When we think of cancer, brain cancer symptoms are not the first type of cancer that we check for. However, it is far more prevalent than you might think. Knowing the signs of brain cancer can not only help you but also those you care about.
Brain cancers can occur at any age but according to the American Brain Tumor Association are statistically more frequent in children and older adults.
- Approximately 700,000 people in the United States are currently living with a primary brain tumor and an additional 69,000 +/- will be diagnosed this year.
- The average survival rate for all malignant brain tumor patients is 34.2 percent.
- Brain tumors are one of the top leading causes of cancer-related death in people under the age of 20, and the leading cause of cancer-related death in people under the age of 14.
- The most common brain tumors are called secondary tumors which means they have metastasized to the brain from other parts of the body such as the lungs, breasts, colon or prostate.
1Early Symptoms of Brain Tumor
Smelling smoke where there is none – phantom smells – are known in the medical world as olfactory hallucinations.

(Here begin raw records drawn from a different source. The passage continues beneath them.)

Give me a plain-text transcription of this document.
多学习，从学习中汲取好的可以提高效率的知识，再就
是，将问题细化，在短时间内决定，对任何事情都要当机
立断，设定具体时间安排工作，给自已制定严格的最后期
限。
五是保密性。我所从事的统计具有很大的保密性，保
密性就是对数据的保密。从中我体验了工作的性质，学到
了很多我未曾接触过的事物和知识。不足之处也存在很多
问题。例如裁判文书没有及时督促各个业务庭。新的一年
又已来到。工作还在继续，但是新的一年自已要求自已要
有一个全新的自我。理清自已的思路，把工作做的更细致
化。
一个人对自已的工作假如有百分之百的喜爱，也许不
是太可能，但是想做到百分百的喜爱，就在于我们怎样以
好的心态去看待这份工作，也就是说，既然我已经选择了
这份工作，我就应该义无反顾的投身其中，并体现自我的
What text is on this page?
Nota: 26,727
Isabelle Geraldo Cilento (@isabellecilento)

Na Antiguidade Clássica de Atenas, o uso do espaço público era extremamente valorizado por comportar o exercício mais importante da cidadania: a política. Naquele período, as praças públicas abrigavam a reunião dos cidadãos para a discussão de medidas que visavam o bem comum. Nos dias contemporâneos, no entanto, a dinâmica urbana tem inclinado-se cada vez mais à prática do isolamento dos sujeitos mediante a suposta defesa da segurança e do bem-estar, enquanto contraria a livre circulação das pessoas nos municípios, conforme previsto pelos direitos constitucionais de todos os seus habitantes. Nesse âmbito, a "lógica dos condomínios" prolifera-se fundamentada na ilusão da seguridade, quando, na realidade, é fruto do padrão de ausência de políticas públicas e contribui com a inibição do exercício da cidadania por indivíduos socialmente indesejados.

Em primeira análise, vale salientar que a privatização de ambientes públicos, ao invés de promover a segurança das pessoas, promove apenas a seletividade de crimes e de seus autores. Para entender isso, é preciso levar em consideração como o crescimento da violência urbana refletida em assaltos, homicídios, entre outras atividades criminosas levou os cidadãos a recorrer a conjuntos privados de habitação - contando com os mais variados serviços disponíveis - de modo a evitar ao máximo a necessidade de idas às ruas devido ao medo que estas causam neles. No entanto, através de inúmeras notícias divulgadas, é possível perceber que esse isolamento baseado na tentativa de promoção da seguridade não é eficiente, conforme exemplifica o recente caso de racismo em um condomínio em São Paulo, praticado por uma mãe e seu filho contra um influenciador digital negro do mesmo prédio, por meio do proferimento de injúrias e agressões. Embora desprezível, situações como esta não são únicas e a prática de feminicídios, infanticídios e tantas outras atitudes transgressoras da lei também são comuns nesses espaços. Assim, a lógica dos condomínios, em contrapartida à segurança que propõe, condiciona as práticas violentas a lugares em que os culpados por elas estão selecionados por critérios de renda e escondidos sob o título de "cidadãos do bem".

They are caused by damage to tissue in the brain’s olfactory system. This damage could be caused by trauma from something like a head accident, but equally it could be a sign that a tumor is present.
Headaches can indicate brain cancer. A severe headache can be a symptom of many things. However, when a severe headache is accompanied by nausea or vomiting, it is a sign of brain tumors. These tumors can be benign and removable, or more serious and malignant. So, it is best to see your doctor for a proper diagnosis.
A tumor is basically something in your brain that should not be there. As a result, when the tumor grows it pushes against everything around it, causing intra-cranial pressure.
For the sufferer this means headaches. Many believe headaches associated with brain tumors to be worse in the morning but a 1993 study by the American Academy of Neurology (Headaches in patients with brain tumors) found no evidence for this.
Do all cases of brain tumor involve headaches? No, they do not. According to a 1993 study from the Université de Sherbrooke in Quebec, Canada, only about 60% of brain cancer patients report having headaches. Moreover, the researchers saw many cases where large lesions were present in the brain but the patient reported no headache at all.